Zu guter Letzt spielen auch die Kapitalzuflüsse, insbesondere von US-Privatanlegern, eine Rolle. Während sie im September weniger aktiv waren, treten sie nun wieder an den Märkten in Erscheinung, wo sie – wie häufig seit Jahresanfang – systematisch nach Kursverlusten kaufen. Dieses Kapital fließt jedoch größtenteils entweder in die großen Indizes, die in Sachen Anlagestil eher neutral oder sogar stärker in Growth-Aktien engagiert sind, oder in ganz bestimmte, vor allem mit dem Technologiesektor zusammenhängende Themen. Auch hier wird also bevorzugt in Growth-Aktien investiert, obwohl das Umfeld für Value-Aktien scheinbar günstiger ist.

Diese unterschiedlichen Faktoren könnten noch mehrere Wochen eine Rolle spielen, sofern sich der Trend auf makroökonomischer Ebene und insbesondere in Sachen Konjunkturaussichten nicht umkehrt. Auch wenn bestimmte Sektoren interessant werden könnten (beispielsweise Banken, die vom Zinsanstieg profitieren werden), halten wir es derzeit für angemessen, hinsichtlich des Anlagestils eine ausgewogene Allokation beizubehalten und innerhalb der Sektoren selektiv vorzugehen.

 


Picking

L’OREAL – ein beachtlicher Zuwachs

 

Aktuelles. Der französische Branchenführer für Luxus- und Kosmetikartikel verzeichnete im dritten Quartal 2021 ein organisches Wachstum von 13,1 % und übertraf damit die höchsten Konsenserwartungen von rund 8 %.

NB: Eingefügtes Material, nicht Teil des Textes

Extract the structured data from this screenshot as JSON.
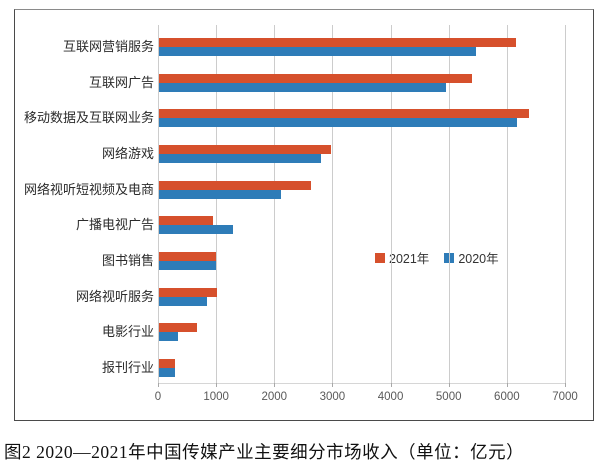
{
  "page": {
    "caption": "图2 2020—2021年中国传媒产业主要细分市场收入（单位：亿元）"
  },
  "legend": {
    "items": [
      {
        "label": "2021年",
        "color": "#d6502c"
      },
      {
        "label": "2020年",
        "color": "#2e7cb8"
      }
    ]
  },
  "chart_data": {
    "type": "bar",
    "orientation": "horizontal",
    "title": "图2 2020—2021年中国传媒产业主要细分市场收入（单位：亿元）",
    "unit": "亿元",
    "categories": [
      "互联网营销服务",
      "互联网广告",
      "移动数据及互联网业务",
      "网络游戏",
      "网络视听短视频及电商",
      "广播电视广告",
      "图书销售",
      "网络视听服务",
      "电影行业",
      "报刊行业"
    ],
    "series": [
      {
        "name": "2021年",
        "color": "#d6502c",
        "values": [
          6140,
          5390,
          6360,
          2950,
          2620,
          935,
          985,
          990,
          650,
          272
        ]
      },
      {
        "name": "2020年",
        "color": "#2e7cb8",
        "values": [
          5445,
          4930,
          6160,
          2780,
          2100,
          1270,
          980,
          830,
          320,
          280
        ]
      }
    ],
    "xlim": [
      0,
      7000
    ],
    "xticks": [
      0,
      1000,
      2000,
      3000,
      4000,
      5000,
      6000,
      7000
    ],
    "grid": "vertical",
    "legend_position": "middle-right",
    "colors": {
      "grid": "#cccccc",
      "axis_text": "#595959",
      "category_text": "#2b2b2b"
    }
  }
}
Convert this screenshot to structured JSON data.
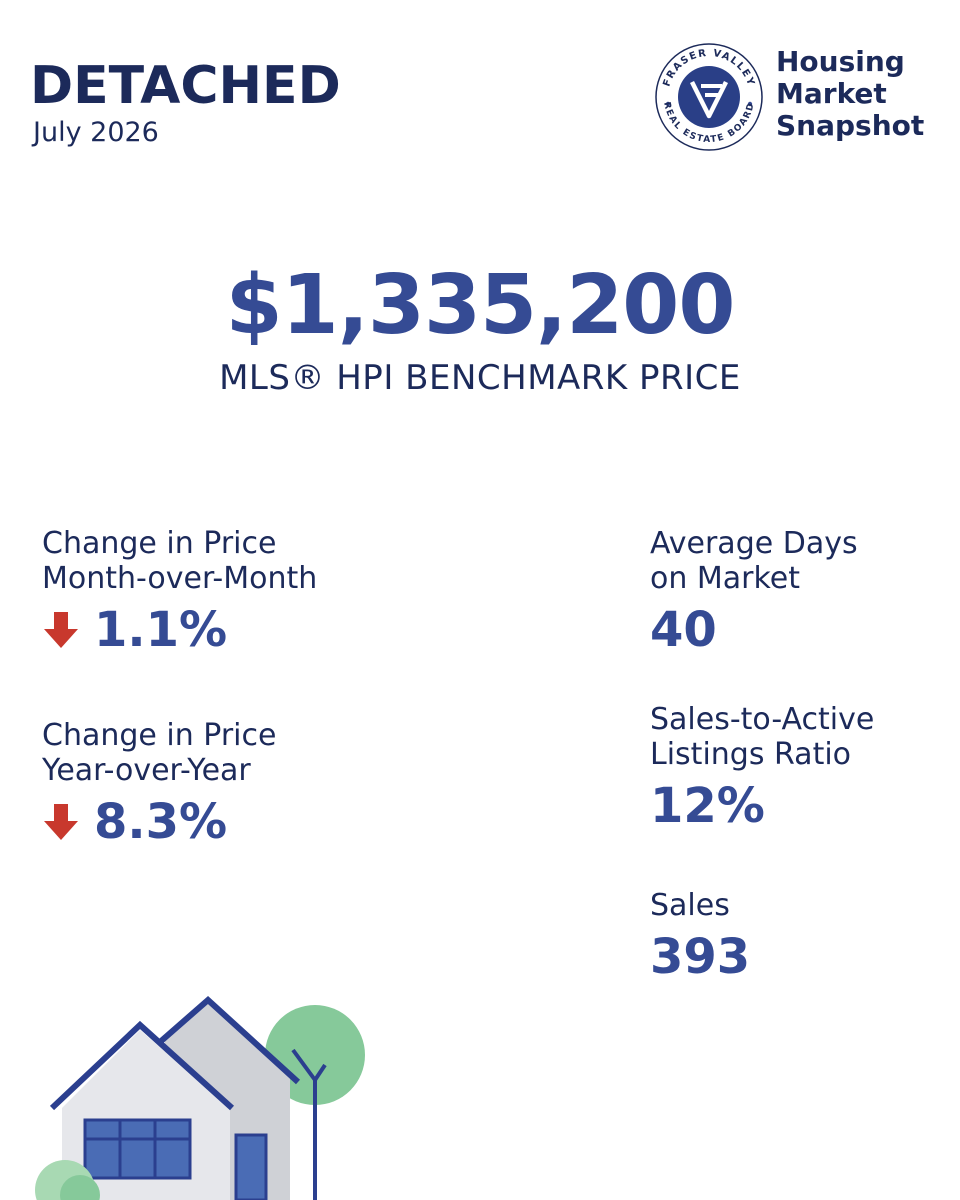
{
  "colors": {
    "navy": "#1c2a5a",
    "blue": "#354b94",
    "arrow_red": "#c8382d",
    "logo_circle": "#2a3f87",
    "house_roof": "#2b3f8f",
    "house_wall_light": "#e6e7eb",
    "house_wall_gray": "#cfd1d6",
    "window_blue": "#4a6cb5",
    "tree_green": "#86c99a"
  },
  "header": {
    "title": "DETACHED",
    "period": "July 2026"
  },
  "logo": {
    "ring_top": "FRASER VALLEY",
    "ring_bottom": "REAL ESTATE BOARD",
    "line1": "Housing",
    "line2": "Market",
    "line3": "Snapshot"
  },
  "hero": {
    "price": "$1,335,200",
    "label": "MLS® HPI BENCHMARK PRICE"
  },
  "stats_left": [
    {
      "label_line1": "Change in Price",
      "label_line2": "Month-over-Month",
      "value": "1.1%",
      "direction": "down",
      "icon": "arrow-down-icon"
    },
    {
      "label_line1": "Change in Price",
      "label_line2": "Year-over-Year",
      "value": "8.3%",
      "direction": "down",
      "icon": "arrow-down-icon"
    }
  ],
  "stats_right": [
    {
      "label_line1": "Average Days",
      "label_line2": "on Market",
      "value": "40"
    },
    {
      "label_line1": "Sales-to-Active",
      "label_line2": "Listings Ratio",
      "value": "12%"
    },
    {
      "label_line1": "Sales",
      "value": "393"
    }
  ],
  "illustration": {
    "icon": "house-illustration"
  }
}
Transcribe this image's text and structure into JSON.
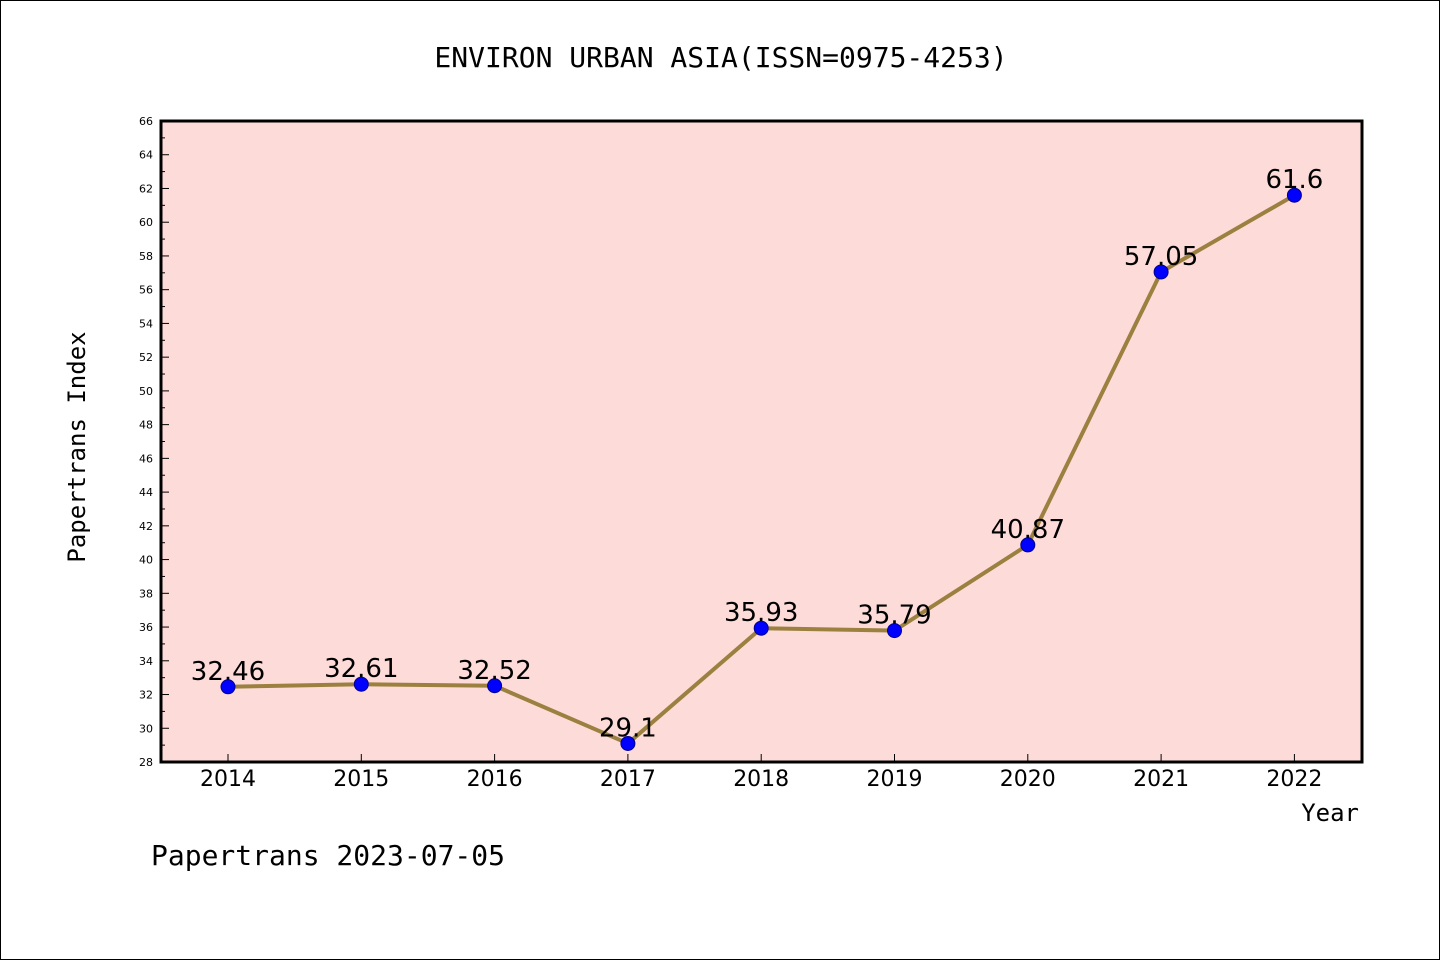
{
  "chart_data": {
    "type": "line",
    "title": "ENVIRON URBAN ASIA(ISSN=0975-4253)",
    "xlabel": "Year",
    "ylabel": "Papertrans Index",
    "categories": [
      "2014",
      "2015",
      "2016",
      "2017",
      "2018",
      "2019",
      "2020",
      "2021",
      "2022"
    ],
    "values": [
      32.46,
      32.61,
      32.52,
      29.1,
      35.93,
      35.79,
      40.87,
      57.05,
      61.6
    ],
    "data_labels": [
      "32.46",
      "32.61",
      "32.52",
      "29.1",
      "35.93",
      "35.79",
      "40.87",
      "57.05",
      "61.6"
    ],
    "ylim": [
      28,
      66
    ],
    "yticks": [
      28,
      30,
      32,
      34,
      36,
      38,
      40,
      42,
      44,
      46,
      48,
      50,
      52,
      54,
      56,
      58,
      60,
      62,
      64,
      66
    ],
    "grid": false,
    "legend": "none",
    "colors": {
      "plot_background": "#fddbd8",
      "line": "#9b8040",
      "marker": "#0000ff",
      "marker_edge": "#00008b",
      "axes": "#000000"
    }
  },
  "footer": {
    "text": "Papertrans 2023-07-05"
  }
}
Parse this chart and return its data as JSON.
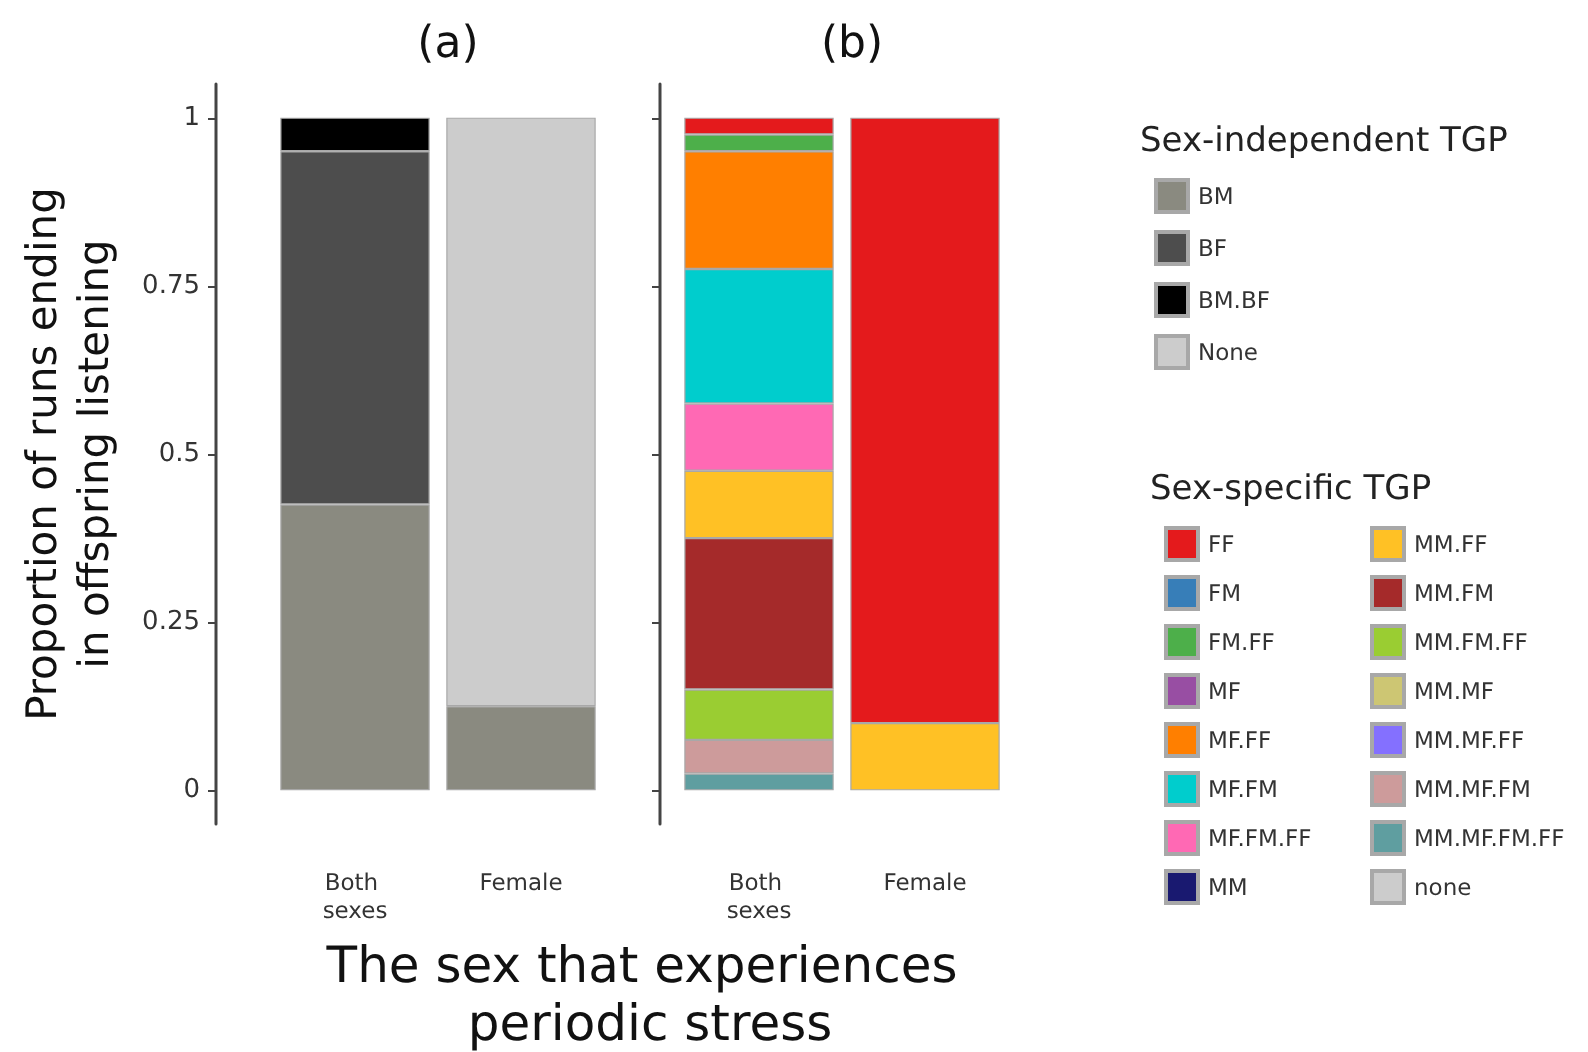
{
  "chart_data": [
    {
      "type": "bar",
      "title": "(a)",
      "ylabel": "Proportion of runs ending in offspring listening",
      "xlabel": "The sex that experiences periodic stress",
      "legend_title": "Sex-independent TGP",
      "categories": [
        "Both sexes",
        "Female"
      ],
      "stacked": true,
      "ylim": [
        -0.05,
        1.05
      ],
      "yticks": [
        0,
        0.25,
        0.5,
        0.75,
        1
      ],
      "grid": false,
      "legend": "right",
      "series": [
        {
          "name": "BM",
          "color": "#8a8a80",
          "values": [
            0.425,
            0.125
          ]
        },
        {
          "name": "BF",
          "color": "#4d4d4d",
          "values": [
            0.525,
            null
          ]
        },
        {
          "name": "BM.BF",
          "color": "#000000",
          "values": [
            0.05,
            null
          ]
        },
        {
          "name": "None",
          "color": "#cccccc",
          "values": [
            null,
            0.875
          ]
        }
      ]
    },
    {
      "type": "bar",
      "title": "(b)",
      "legend_title": "Sex-specific TGP",
      "categories": [
        "Both sexes",
        "Female"
      ],
      "stacked": true,
      "ylim": [
        -0.05,
        1.05
      ],
      "yticks": [
        0,
        0.25,
        0.5,
        0.75,
        1
      ],
      "tick_labels": "x",
      "grid": false,
      "legend": "right",
      "series": [
        {
          "name": "none",
          "color": "#cccccc",
          "values": [
            null,
            null
          ]
        },
        {
          "name": "MM.MF.FM.FF",
          "color": "#5f9ea0",
          "values": [
            0.025,
            null
          ]
        },
        {
          "name": "MM.MF.FM",
          "color": "#cd9b9b",
          "values": [
            0.05,
            null
          ]
        },
        {
          "name": "MM.MF.FF",
          "color": "#8470ff",
          "values": [
            null,
            null
          ]
        },
        {
          "name": "MM.MF",
          "color": "#cdc673",
          "values": [
            null,
            null
          ]
        },
        {
          "name": "MM.FM.FF",
          "color": "#9acd32",
          "values": [
            0.075,
            null
          ]
        },
        {
          "name": "MM.FM",
          "color": "#a52a2a",
          "values": [
            0.225,
            null
          ]
        },
        {
          "name": "MM.FF",
          "color": "#ffc125",
          "values": [
            0.1,
            0.1
          ]
        },
        {
          "name": "MM",
          "color": "#191970",
          "values": [
            null,
            null
          ]
        },
        {
          "name": "MF.FM.FF",
          "color": "#ff69b4",
          "values": [
            0.1,
            null
          ]
        },
        {
          "name": "MF.FM",
          "color": "#00cdcd",
          "values": [
            0.2,
            null
          ]
        },
        {
          "name": "MF.FF",
          "color": "#ff7f00",
          "values": [
            0.175,
            null
          ]
        },
        {
          "name": "MF",
          "color": "#984ea3",
          "values": [
            null,
            null
          ]
        },
        {
          "name": "FM.FF",
          "color": "#4daf4a",
          "values": [
            0.025,
            null
          ]
        },
        {
          "name": "FM",
          "color": "#377eb8",
          "values": [
            null,
            null
          ]
        },
        {
          "name": "FF",
          "color": "#e41a1c",
          "values": [
            0.025,
            0.9
          ]
        }
      ]
    }
  ]
}
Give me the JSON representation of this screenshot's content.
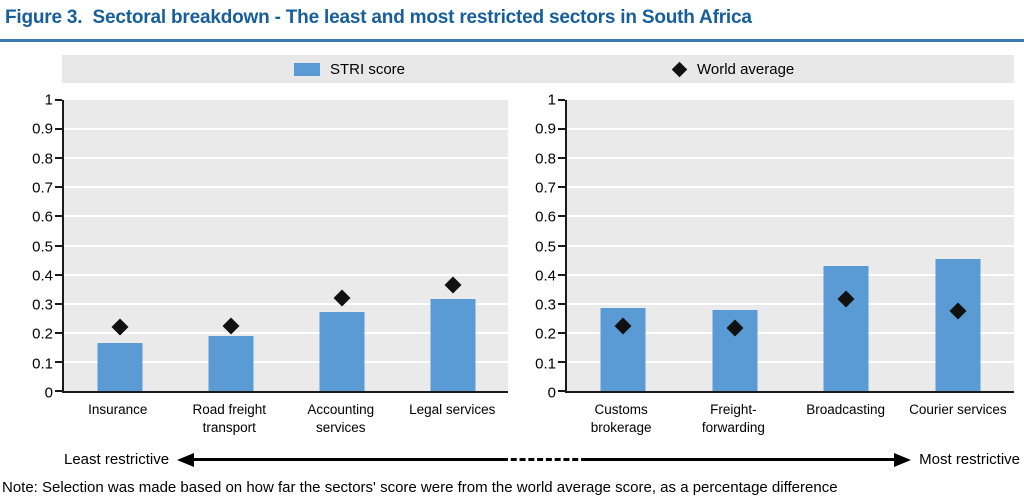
{
  "figure": {
    "title": "Figure 3.  Sectoral breakdown - The least and most restricted sectors in South Africa",
    "note": "Note: Selection was made based on how far the sectors' score were from the world average score, as a percentage difference"
  },
  "legend": {
    "items": [
      {
        "label": "STRI score",
        "marker": "square",
        "color": "#5B9BD5"
      },
      {
        "label": "World average",
        "marker": "diamond",
        "color": "#111111"
      }
    ]
  },
  "axis_annotation": {
    "left": "Least restrictive",
    "right": "Most restrictive"
  },
  "colors": {
    "title_blue": "#175E9A",
    "bar_blue": "#5B9BD5",
    "plot_background": "#EAEAEA",
    "legend_background": "#E8E8E8",
    "gridline": "#FFFFFF",
    "axis": "#1A1A1A"
  },
  "chart_data": [
    {
      "type": "bar",
      "panel": "least-restricted-sectors",
      "categories": [
        "Insurance",
        "Road freight transport",
        "Accounting services",
        "Legal services"
      ],
      "series": [
        {
          "name": "STRI score",
          "type": "bar",
          "values": [
            0.165,
            0.19,
            0.27,
            0.315
          ]
        },
        {
          "name": "World average",
          "type": "scatter-diamond",
          "values": [
            0.22,
            0.225,
            0.32,
            0.365
          ]
        }
      ],
      "ylim": [
        0,
        1
      ],
      "yticks": [
        "0",
        "0.1",
        "0.2",
        "0.3",
        "0.4",
        "0.5",
        "0.6",
        "0.7",
        "0.8",
        "0.9",
        "1"
      ],
      "grid": true,
      "legend_position": "top"
    },
    {
      "type": "bar",
      "panel": "most-restricted-sectors",
      "categories": [
        "Customs brokerage",
        "Freight-forwarding",
        "Broadcasting",
        "Courier services"
      ],
      "series": [
        {
          "name": "STRI score",
          "type": "bar",
          "values": [
            0.285,
            0.28,
            0.43,
            0.455
          ]
        },
        {
          "name": "World average",
          "type": "scatter-diamond",
          "values": [
            0.225,
            0.215,
            0.315,
            0.275
          ]
        }
      ],
      "ylim": [
        0,
        1
      ],
      "yticks": [
        "0",
        "0.1",
        "0.2",
        "0.3",
        "0.4",
        "0.5",
        "0.6",
        "0.7",
        "0.8",
        "0.9",
        "1"
      ],
      "grid": true,
      "legend_position": "top"
    }
  ]
}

Unsere Analyse. Die Umsatzdynamik spiegelte sich in sämtlichen Sparten wider, darunter Consumer und Professional, wo bereits im dritten Quartal 2020 kräftige Gewinne verzeichnet wurden und die Messlatte schon recht hoch lag. Die Entwicklung in Nordamerika, wo das organische Wachstum gegenüber 2020 um 23 % und gegenüber 2019 um 24 % kletterte, überraschte äußerst positiv. Das Management gab bekannt, dass es abgesehen von den USA keine ungewöhnlichen Effekte durch den Wiederaufbau der Lagerbestände gab. Für Asien meldete die Geschäftsleitung aufgrund der neuerlichen Ausbreitung von COVID-19 im dritten Quartal des Jahres eine Verlangsamung in China, doch der Trend im Oktober scheint für das letzte Quartal in die richtige Richtung zu weisen. Das Management zeigt sich nicht nur hinsichtlich der Wachstumsdynamik, sondern auch der Höhe der operativen Marge zuversichtlich. Die Inflation habe zwar Auswirkungen, diese seien für eine Gruppe mit einer Bruttomarge von 73 % jedoch begrenzt. Überdies beläuft sich das Wachstum im Online-Handel seit Anfang des Jahres 2021 auf +29,7 %. Sein Anteil am Umsatz beträgt 26,6 %, und die Dynamik beschleunigte sich im dritten Quartal.

Bei einem ebenso kräftigen organischen Wachstum für das Jahr 2021 können die operativen Hebeleffekte sehr stark sein. Die Gruppe bekräftigt ihre Prognose für 2021 und ihr Ziel, den Beauty-Markt zu übertreffen und sowohl Umsatz als auch Rentabilität zu steigern.

 

Fazit. Der Titel notiert mit dem 38-fachen KGV und demonstriert die Fähigkeit von L’Oréal, schneller als der Markt zu wachsen. Das Management dürfte die Gewinne aus der Steigerung seiner Rentabilität reinvestieren. Dies ist eine konstruktive Politik, die auf die künftige Eroberung von Marktanteilen abzielt.